Aku tersenyum kikuk. "Untuk makan, sudah ada berbagai menu yang bisa kami pesan lewat aplikasi, Bu. Tinggal pencet-pencet dan nunggu sambil ngelarin kerjaan."
"Bukan! Maksud saya, selama waktu itu Danu tak bakal bisa menikmati masakanmu?" ucap beliau tajam, dengan pandangan menyipit ke arah onggokan kantung kresek.
"Emph...."
"Selama di rumah ini, Danu tidak pernah sekali pun makan makanan yang dibuatkan oleh orang lain. Selalu saya buatkan dia dengan senang hati."
"Ya—"
"Dan, saya berharap juga Danu menemukan seseorang yang bisa memiliki waktu luang untuk keluarga. Sehingga dia bisa makan di rumah dan bukan di warung-warung atau restoran. Lembur cuma di saat perlu saja, menjahit seragam untuk keluarga misalnya."
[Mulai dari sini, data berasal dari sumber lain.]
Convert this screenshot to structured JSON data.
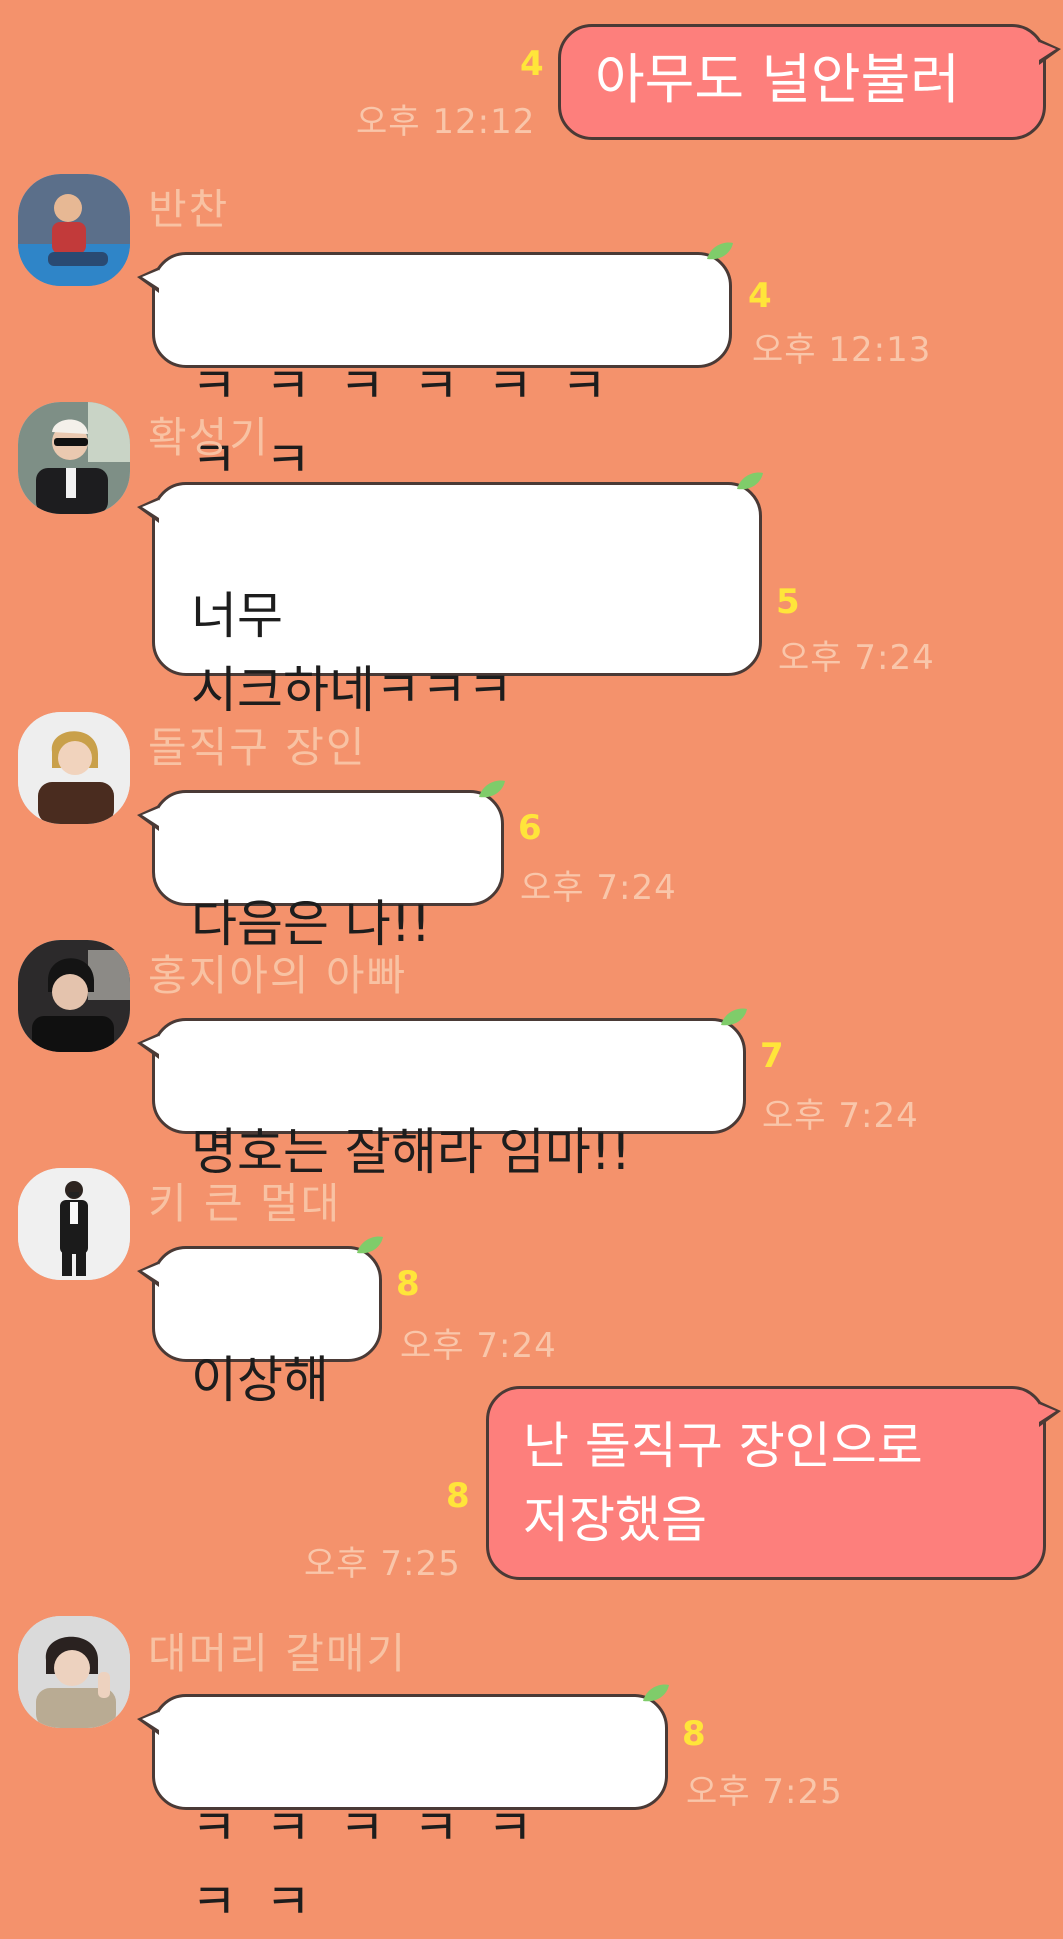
{
  "messages": [
    {
      "id": "m1",
      "text": "아무도 널안불러",
      "unread": "4",
      "time": "오후 12:12"
    },
    {
      "id": "m2",
      "sender": "반찬",
      "text": "ㅋㅋㅋㅋㅋㅋㅋㅋ",
      "unread": "4",
      "time": "오후 12:13"
    },
    {
      "id": "m3",
      "sender": "확성기",
      "text": "너무\n시크하네ㅋㅋㅋ",
      "unread": "5",
      "time": "오후 7:24"
    },
    {
      "id": "m4",
      "sender": "돌직구 장인",
      "text": "다음은 나!!",
      "unread": "6",
      "time": "오후 7:24"
    },
    {
      "id": "m5",
      "sender": "홍지아의 아빠",
      "text": "명호는 잘해라 임마!!",
      "unread": "7",
      "time": "오후 7:24"
    },
    {
      "id": "m6",
      "sender": "키 큰 멀대",
      "text": "이상해",
      "unread": "8",
      "time": "오후 7:24"
    },
    {
      "id": "m7",
      "text": "난 돌직구 장인으로\n저장했음",
      "unread": "8",
      "time": "오후 7:25"
    },
    {
      "id": "m8",
      "sender": "대머리 갈매기",
      "text": "ㅋㅋㅋㅋㅋㅋㅋ",
      "unread": "8",
      "time": "오후 7:25"
    }
  ],
  "colors": {
    "background": "#f4926c",
    "outgoing_bubble": "#fd7f7c",
    "incoming_bubble": "#ffffff",
    "unread_count": "#ffe53a",
    "timestamp": "#f9c6aa"
  }
}
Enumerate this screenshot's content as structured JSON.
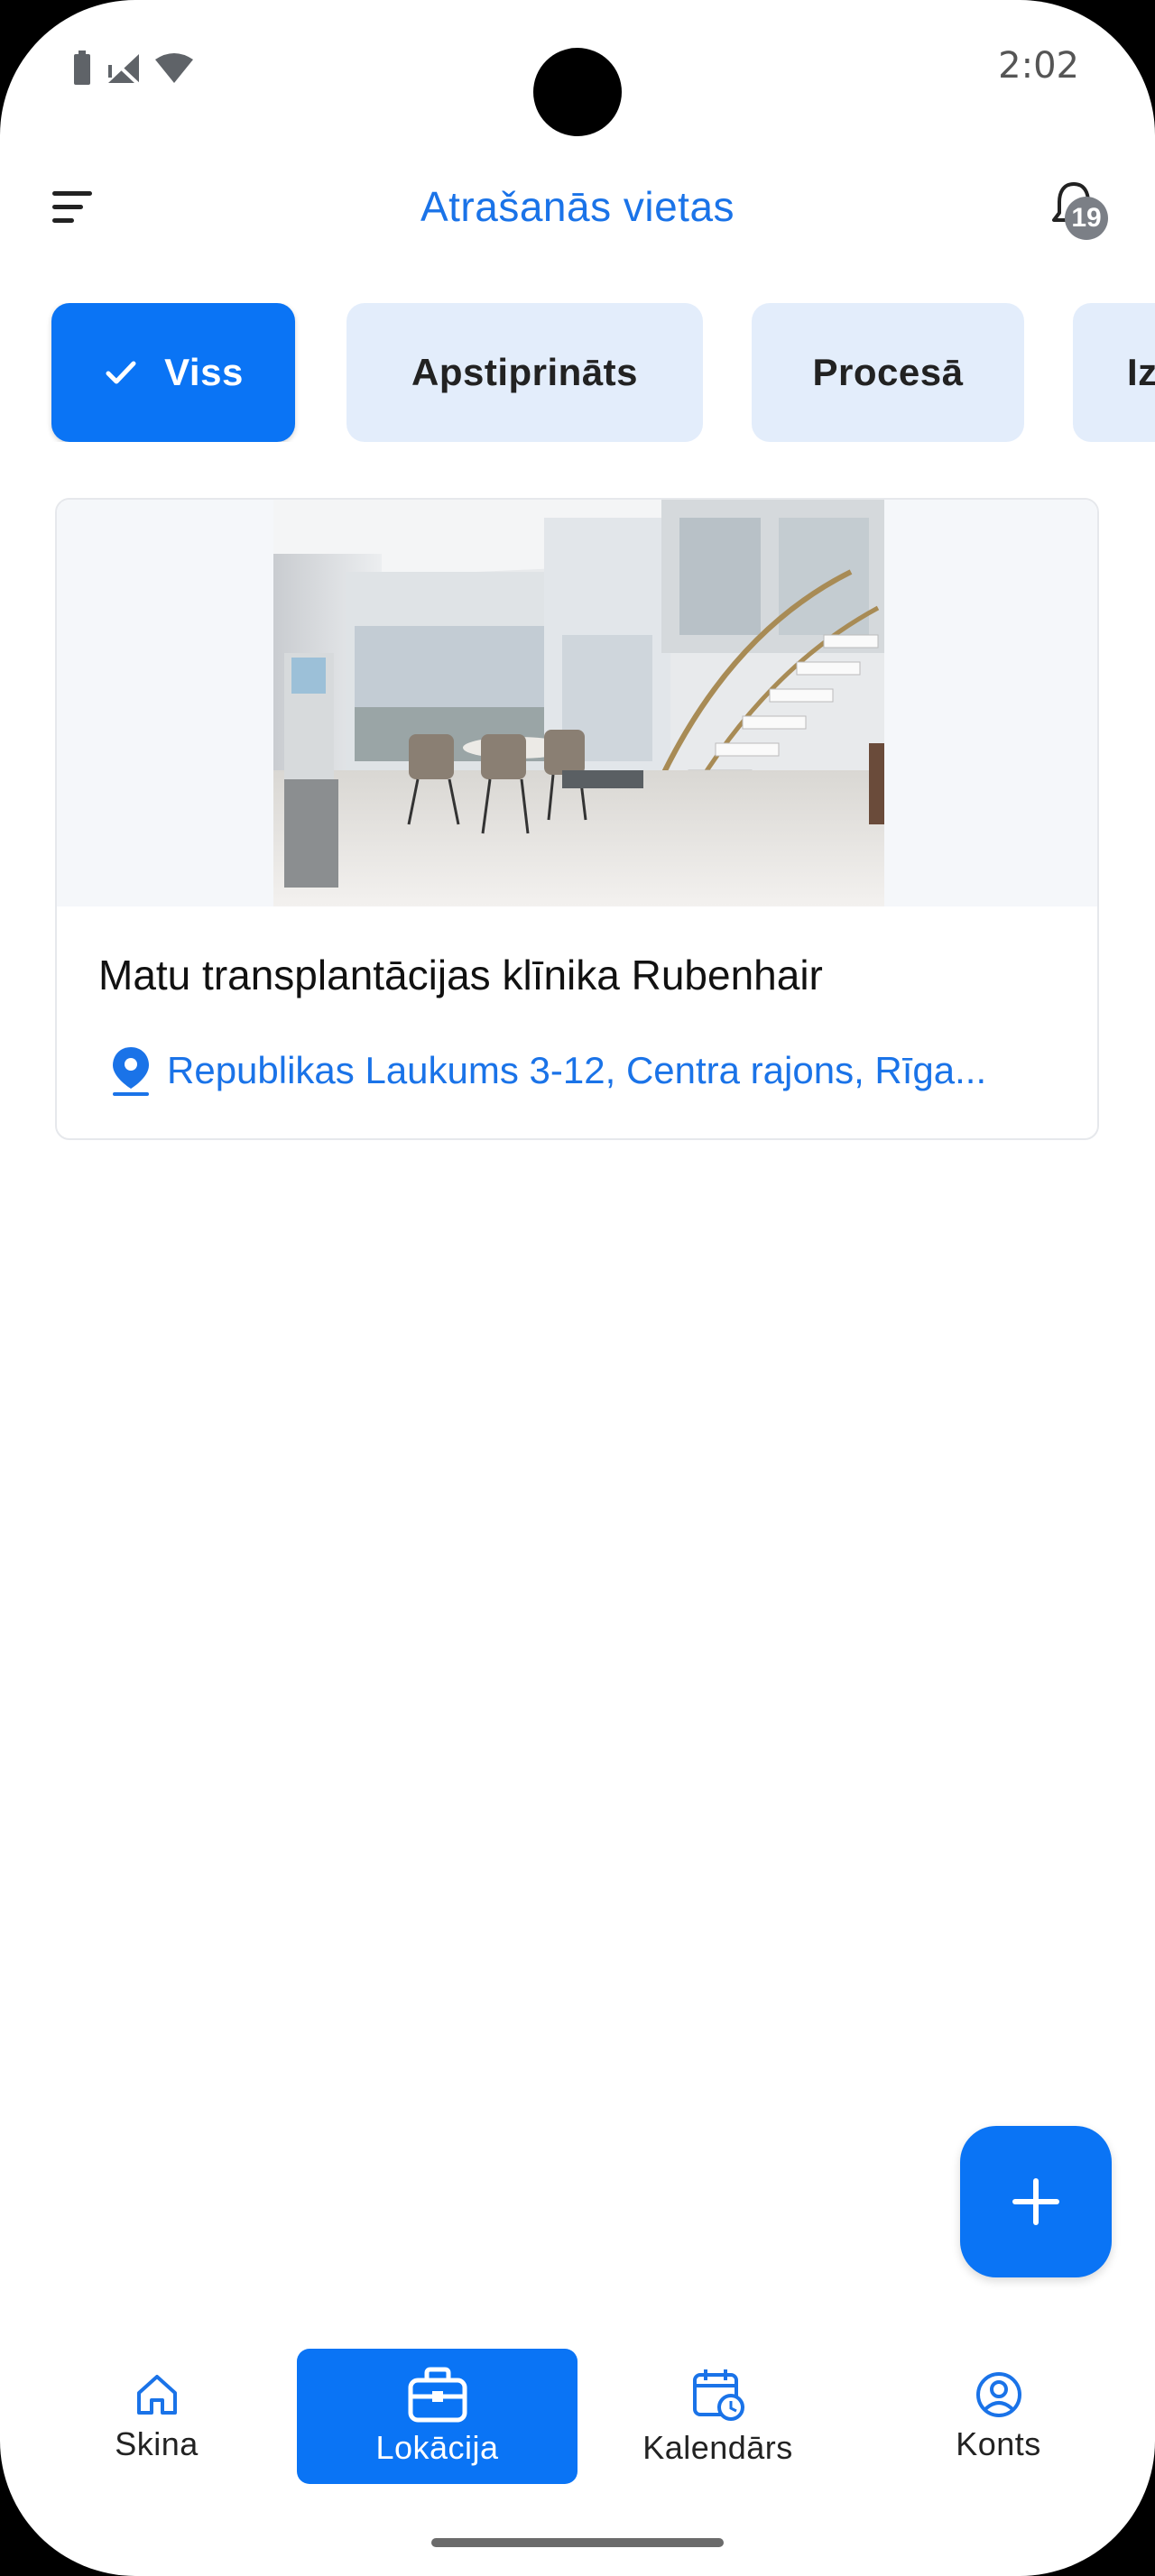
{
  "status_bar": {
    "time": "2:02"
  },
  "header": {
    "title": "Atrašanās vietas",
    "notification_count": "19"
  },
  "filters": [
    {
      "label": "Viss",
      "selected": true
    },
    {
      "label": "Apstiprināts",
      "selected": false
    },
    {
      "label": "Procesā",
      "selected": false
    },
    {
      "label": "Iz",
      "selected": false
    }
  ],
  "locations": [
    {
      "name": "Matu transplantācijas klīnika Rubenhair",
      "address": "Republikas Laukums 3-12, Centra rajons, Rīga..."
    }
  ],
  "fab": {
    "icon": "plus-icon"
  },
  "bottom_nav": [
    {
      "label": "Skina",
      "icon": "home-icon",
      "active": false
    },
    {
      "label": "Lokācija",
      "icon": "briefcase-icon",
      "active": true
    },
    {
      "label": "Kalendārs",
      "icon": "calendar-clock-icon",
      "active": false
    },
    {
      "label": "Konts",
      "icon": "account-icon",
      "active": false
    }
  ],
  "colors": {
    "accent": "#0a74f5",
    "title": "#1a73e8",
    "chip_bg": "#e3edfb"
  }
}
Tuhan, tolong tenggelamkan aku di Segitiga Bermuda sekarang juga.
[ Preferensi ]
Bagi sebagian orang, mungkin bandara adalah tempat paling romantis sekaligus mengharukan. Setidaknya begitu di novel-novel yang Lanti ceritakan. Tempat mengantar orang-orang tersayang, atau tempat mengantarkan keluarga menuju mimpi dan cita-cita. Kebanyakan dimulai dari bandara. Bahkan iklan film AADC favorit Saga itu juga mengambil setting di bandara.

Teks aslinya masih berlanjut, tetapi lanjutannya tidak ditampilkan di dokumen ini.